炎症微环境响应性仿HDL纳米药物的构建及其靶向治疗动脉粥样硬化研究

Atherosclerosis (AS) is the common pathological basis of many fetal cardiovascular and cerebrovascular diseases, therapeutic intervention with traditional medicine always result in poor curative effect and adverse reaction. It was demonstrated that nanoparticles (NPs) may target atherosclerotic plaques, however AS is a multifocal disease with distinctively varied molecular and cellular components in heterogeneous plaques. Consequently, treatment by either passive or active targeting based on a single molecular or cellular target is not an optimal regimen. Numerous studies has confirmed that AS is a chronic inflammatory disease characterized by abnormally higher levels of reactive oxygen species(ROS), which is involved in the whole process of atherogenesis. Previous studies have shown that ROS-responsive nanomedicine we constructed before has more better anti-atherosclerosis effect than non-responsive one. So in this project we hypothesize to construct an inflammatory responsive HDL-mimetic nanomedicine with multiple targeting ability, it consist of a hydrophobic core fabricated by an oxidation responsive material and a multi-functional surface modified by phospholipid/ apolipoprotein membrane, PEG and active targeting unit c(RGDfk). Then we want to explore the relationship of its surface composition to plaque targeting efficiency as well as physical and chemical properties, and give a comprehensive evaluation of its anti-atherosclerosis effect in vivo. This study can provide theoretical support and experimental basis for developing new nanotherapies base on microenvironmental targeting technology and bionic strategy for clinical treatment of AS.
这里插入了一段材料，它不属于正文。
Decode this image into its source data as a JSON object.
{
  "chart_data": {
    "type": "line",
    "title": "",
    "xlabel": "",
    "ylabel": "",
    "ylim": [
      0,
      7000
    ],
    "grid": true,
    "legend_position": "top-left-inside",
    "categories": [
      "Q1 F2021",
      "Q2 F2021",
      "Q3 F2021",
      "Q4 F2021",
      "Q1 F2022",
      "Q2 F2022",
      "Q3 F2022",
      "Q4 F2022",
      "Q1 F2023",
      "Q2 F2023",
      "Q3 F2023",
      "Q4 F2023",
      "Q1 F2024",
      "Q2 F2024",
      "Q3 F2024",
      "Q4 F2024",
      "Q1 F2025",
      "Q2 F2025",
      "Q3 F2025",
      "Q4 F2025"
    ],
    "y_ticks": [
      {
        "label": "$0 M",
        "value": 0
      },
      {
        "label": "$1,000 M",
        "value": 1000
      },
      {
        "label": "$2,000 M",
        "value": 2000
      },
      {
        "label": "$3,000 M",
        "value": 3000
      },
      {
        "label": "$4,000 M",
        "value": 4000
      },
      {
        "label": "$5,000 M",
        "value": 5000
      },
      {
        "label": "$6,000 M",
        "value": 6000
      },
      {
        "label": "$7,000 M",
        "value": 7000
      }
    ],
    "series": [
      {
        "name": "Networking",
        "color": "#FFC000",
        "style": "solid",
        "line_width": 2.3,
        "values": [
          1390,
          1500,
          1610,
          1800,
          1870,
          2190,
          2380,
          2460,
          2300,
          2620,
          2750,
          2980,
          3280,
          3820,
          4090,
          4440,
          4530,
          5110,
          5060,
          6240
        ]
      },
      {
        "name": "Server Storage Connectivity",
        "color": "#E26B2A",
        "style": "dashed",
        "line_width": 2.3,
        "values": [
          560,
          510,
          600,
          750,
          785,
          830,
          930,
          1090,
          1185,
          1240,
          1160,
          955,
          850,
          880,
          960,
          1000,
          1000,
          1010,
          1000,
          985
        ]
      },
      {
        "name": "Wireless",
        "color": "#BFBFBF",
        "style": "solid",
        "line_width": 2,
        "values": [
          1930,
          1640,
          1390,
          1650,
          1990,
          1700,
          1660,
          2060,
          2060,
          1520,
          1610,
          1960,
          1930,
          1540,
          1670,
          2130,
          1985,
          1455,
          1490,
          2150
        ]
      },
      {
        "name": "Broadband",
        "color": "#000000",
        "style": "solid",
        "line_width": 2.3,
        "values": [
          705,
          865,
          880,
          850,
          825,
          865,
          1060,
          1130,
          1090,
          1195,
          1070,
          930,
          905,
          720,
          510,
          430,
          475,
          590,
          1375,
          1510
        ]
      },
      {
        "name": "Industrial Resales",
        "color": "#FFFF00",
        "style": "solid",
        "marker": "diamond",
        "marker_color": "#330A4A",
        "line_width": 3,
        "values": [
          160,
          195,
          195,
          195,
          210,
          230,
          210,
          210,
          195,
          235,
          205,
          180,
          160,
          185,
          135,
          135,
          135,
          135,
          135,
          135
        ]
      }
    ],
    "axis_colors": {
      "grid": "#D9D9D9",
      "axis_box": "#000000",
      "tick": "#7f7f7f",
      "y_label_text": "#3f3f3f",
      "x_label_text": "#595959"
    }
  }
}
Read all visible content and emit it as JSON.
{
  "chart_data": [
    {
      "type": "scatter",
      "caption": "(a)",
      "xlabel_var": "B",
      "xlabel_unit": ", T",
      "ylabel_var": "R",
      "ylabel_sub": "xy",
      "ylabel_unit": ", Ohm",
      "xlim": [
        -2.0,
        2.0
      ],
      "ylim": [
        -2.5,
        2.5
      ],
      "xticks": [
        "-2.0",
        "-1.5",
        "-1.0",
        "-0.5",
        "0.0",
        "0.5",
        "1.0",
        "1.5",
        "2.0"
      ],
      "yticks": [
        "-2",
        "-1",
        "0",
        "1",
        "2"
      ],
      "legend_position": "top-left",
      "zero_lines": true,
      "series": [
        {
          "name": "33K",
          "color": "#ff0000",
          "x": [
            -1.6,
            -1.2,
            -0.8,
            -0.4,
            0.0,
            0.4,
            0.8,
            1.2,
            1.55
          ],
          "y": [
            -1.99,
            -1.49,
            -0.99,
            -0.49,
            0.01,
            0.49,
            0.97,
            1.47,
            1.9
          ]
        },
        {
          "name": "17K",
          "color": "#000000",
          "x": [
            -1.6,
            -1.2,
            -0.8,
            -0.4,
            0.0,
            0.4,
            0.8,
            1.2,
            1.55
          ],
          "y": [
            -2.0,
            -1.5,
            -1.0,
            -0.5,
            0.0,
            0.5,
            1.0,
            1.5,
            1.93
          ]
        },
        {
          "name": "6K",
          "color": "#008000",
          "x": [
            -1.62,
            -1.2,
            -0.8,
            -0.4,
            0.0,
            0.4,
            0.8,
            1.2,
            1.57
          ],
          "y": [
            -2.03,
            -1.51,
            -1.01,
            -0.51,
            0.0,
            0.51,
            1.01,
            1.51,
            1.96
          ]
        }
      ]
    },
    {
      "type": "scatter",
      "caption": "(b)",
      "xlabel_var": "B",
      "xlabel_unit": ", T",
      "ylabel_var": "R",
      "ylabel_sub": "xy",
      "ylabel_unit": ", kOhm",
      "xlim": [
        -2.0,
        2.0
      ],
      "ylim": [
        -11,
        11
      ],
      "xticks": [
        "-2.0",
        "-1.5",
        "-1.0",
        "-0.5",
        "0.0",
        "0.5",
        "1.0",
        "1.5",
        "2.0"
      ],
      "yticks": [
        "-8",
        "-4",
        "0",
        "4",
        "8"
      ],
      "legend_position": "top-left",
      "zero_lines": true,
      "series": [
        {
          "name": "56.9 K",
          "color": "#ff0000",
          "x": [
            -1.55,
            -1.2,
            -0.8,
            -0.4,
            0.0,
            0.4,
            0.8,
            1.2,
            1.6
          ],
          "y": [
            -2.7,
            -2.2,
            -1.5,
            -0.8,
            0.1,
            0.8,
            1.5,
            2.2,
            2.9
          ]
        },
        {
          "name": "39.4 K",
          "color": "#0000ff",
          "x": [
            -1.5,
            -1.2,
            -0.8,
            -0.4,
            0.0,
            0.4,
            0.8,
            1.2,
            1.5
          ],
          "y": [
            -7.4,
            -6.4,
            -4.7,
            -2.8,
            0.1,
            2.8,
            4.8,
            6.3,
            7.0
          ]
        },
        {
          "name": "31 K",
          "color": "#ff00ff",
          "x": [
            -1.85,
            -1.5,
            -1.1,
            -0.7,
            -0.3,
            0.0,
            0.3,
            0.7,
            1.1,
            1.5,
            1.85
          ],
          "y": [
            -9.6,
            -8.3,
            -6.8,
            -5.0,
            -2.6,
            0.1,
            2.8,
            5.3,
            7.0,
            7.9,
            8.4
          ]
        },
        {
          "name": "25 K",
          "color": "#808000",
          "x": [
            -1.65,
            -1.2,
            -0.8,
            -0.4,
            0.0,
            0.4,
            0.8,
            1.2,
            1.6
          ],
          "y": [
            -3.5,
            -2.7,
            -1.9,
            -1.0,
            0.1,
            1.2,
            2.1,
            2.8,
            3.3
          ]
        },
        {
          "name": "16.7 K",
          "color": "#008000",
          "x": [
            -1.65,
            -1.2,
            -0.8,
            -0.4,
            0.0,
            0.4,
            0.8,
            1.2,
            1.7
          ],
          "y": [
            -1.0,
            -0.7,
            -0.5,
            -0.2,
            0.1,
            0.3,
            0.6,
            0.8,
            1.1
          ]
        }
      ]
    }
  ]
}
动脉粥样硬化（AS）是诸多心脑血管疾病的共同病理改变，传统药物制剂防治AS存在疗效不佳、不良反应明显等问题。研究表明纳米释药系统可以靶向于AS斑块部位，但由于主动脉组织中不同阶段斑块所表达分子和细胞组成各异，目前采用的单一靶向策略治疗效果并不理想。大量研究证实AS的慢性炎症特征导致在其不同发展阶段均有异常升高的活性氧簇（ROS）水平，申请人前期研究表明基于ROS响应性载体构建的纳米药物治疗AS的效果显著优于非响应性对照。基于此，本项目拟以前期研究的ROS响应性材料制备疏水性纳米内核以负载抗AS药物，在其表面引入磷脂/载脂蛋白膜、聚乙二醇链和靶向单元，构建具有多重靶向性的炎症微环境响应性仿HDL纳米药物；系统研究表面分子构成对其理化性能、体外生物学效应和体内斑块靶向性的影响，同时深入评价该纳米药物防治AS的疗效；为基于微环境靶向技术和仿生策略研发AS防治药物提供理论依据和实验基础。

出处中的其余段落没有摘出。